Still Water Prose Poems

Copyright @ 1989 by Arthur Garfunkel
ISBN 0-525-24795-5
Used by persmission of Author - All Rights Reserved


There's more to Gayle and I than meets the eye.

She first appears in Maxfield Bleu where sweaters
were three hundred dollars apiece; it was 1978. With
her heart breaking—her Great Love gone away—
what was she doing there, new to LA? Was it ingra-
tiation? Was it Tommy, the clothing salesman? Was it
Carly in the shop trying dresses just then
when the Bird dropped in.
Life being Love to her, Laurie felt pushed away by
the G.
—No air supply he, thought she of his need to finish
his album alone, and she quickly prepared to fend
for herself  .  .  . telling Carly what looked good on
her and lots of what did not…Tommy pretended
to own the store and basically kicked the Bird out
the door.
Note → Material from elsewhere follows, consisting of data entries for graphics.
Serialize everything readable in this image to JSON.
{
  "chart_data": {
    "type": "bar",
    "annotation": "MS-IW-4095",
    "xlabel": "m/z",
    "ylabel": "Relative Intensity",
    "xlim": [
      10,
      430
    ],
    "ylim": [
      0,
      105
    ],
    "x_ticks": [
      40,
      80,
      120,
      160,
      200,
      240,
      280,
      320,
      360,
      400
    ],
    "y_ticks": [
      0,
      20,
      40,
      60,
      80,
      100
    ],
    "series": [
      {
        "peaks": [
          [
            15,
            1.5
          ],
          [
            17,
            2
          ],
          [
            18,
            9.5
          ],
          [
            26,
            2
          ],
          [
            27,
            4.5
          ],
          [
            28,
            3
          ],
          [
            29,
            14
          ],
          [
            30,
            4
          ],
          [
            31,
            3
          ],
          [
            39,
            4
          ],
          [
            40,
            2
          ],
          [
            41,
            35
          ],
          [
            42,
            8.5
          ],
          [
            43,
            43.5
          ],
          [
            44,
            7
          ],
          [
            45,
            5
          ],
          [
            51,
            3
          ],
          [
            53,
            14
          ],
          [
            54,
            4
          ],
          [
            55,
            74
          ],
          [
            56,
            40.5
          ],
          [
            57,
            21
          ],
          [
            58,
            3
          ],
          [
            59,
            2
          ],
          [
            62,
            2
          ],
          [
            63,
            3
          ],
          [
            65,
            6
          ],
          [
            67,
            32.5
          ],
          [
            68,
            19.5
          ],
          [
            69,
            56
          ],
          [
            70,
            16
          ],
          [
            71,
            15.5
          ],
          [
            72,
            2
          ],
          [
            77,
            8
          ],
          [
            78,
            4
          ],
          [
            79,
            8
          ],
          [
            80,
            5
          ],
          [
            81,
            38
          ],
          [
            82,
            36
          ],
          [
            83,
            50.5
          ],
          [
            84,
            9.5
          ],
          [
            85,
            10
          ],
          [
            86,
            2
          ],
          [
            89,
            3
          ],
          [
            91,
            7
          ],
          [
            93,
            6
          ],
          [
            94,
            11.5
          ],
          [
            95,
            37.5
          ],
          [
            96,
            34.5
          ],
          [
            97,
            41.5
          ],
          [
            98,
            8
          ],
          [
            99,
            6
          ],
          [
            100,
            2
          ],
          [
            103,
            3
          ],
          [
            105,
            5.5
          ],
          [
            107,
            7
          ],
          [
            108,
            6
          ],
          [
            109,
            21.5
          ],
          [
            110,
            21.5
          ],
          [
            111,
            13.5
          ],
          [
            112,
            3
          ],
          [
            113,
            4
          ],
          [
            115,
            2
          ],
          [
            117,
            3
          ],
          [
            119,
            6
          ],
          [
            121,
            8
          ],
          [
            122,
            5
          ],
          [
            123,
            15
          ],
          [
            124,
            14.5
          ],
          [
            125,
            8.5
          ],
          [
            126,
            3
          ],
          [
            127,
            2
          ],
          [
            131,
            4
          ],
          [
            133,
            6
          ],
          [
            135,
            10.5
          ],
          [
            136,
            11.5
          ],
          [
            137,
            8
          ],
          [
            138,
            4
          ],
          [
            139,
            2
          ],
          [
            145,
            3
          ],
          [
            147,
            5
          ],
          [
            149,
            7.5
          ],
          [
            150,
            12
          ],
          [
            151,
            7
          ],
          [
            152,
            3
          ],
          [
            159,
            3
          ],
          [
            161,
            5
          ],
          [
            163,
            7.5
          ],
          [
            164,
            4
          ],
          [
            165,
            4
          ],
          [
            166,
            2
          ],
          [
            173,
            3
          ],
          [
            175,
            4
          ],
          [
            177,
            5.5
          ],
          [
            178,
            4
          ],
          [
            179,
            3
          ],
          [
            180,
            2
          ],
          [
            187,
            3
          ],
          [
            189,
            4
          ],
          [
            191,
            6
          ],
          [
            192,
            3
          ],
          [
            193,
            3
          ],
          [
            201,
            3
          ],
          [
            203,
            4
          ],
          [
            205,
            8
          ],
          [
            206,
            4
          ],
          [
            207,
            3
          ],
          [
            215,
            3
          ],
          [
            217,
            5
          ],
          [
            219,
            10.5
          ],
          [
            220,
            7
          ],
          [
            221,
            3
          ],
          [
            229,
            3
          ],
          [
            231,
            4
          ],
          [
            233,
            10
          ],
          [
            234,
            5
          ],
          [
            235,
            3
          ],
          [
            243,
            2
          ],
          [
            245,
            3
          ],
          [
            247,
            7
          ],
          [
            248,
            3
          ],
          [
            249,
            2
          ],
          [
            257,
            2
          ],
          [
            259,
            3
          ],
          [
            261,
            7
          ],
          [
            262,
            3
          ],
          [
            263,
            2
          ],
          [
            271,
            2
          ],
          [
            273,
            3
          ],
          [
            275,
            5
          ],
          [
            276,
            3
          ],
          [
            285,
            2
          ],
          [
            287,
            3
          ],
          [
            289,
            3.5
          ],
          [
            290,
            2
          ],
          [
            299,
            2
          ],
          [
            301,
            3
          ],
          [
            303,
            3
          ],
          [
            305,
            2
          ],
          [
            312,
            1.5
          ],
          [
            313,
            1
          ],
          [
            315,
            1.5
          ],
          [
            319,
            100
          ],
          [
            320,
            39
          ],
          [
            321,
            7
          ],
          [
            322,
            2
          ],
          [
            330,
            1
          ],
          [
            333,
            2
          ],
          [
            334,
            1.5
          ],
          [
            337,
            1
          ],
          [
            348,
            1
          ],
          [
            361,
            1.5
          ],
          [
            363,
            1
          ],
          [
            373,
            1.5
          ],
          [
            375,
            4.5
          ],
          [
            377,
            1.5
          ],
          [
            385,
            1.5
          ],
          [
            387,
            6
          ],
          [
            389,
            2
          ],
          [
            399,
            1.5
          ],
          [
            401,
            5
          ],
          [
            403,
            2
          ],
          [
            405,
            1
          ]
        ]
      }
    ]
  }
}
But

Gayle's heart was offended. She defended frailty.
That's how Laurie befriended Gayle.

Now that it's six years later, I think of the time of
Watermark—the start of the mix when I chose to go
it alone—
Was Laurie a lure?
Was she the flighted Mercury that brings news of
Venus waiting in the wings? Could all her beauty be
Love's page at dawn—a morning rooster Kyrie to
the Glory in the rest of Love's full day?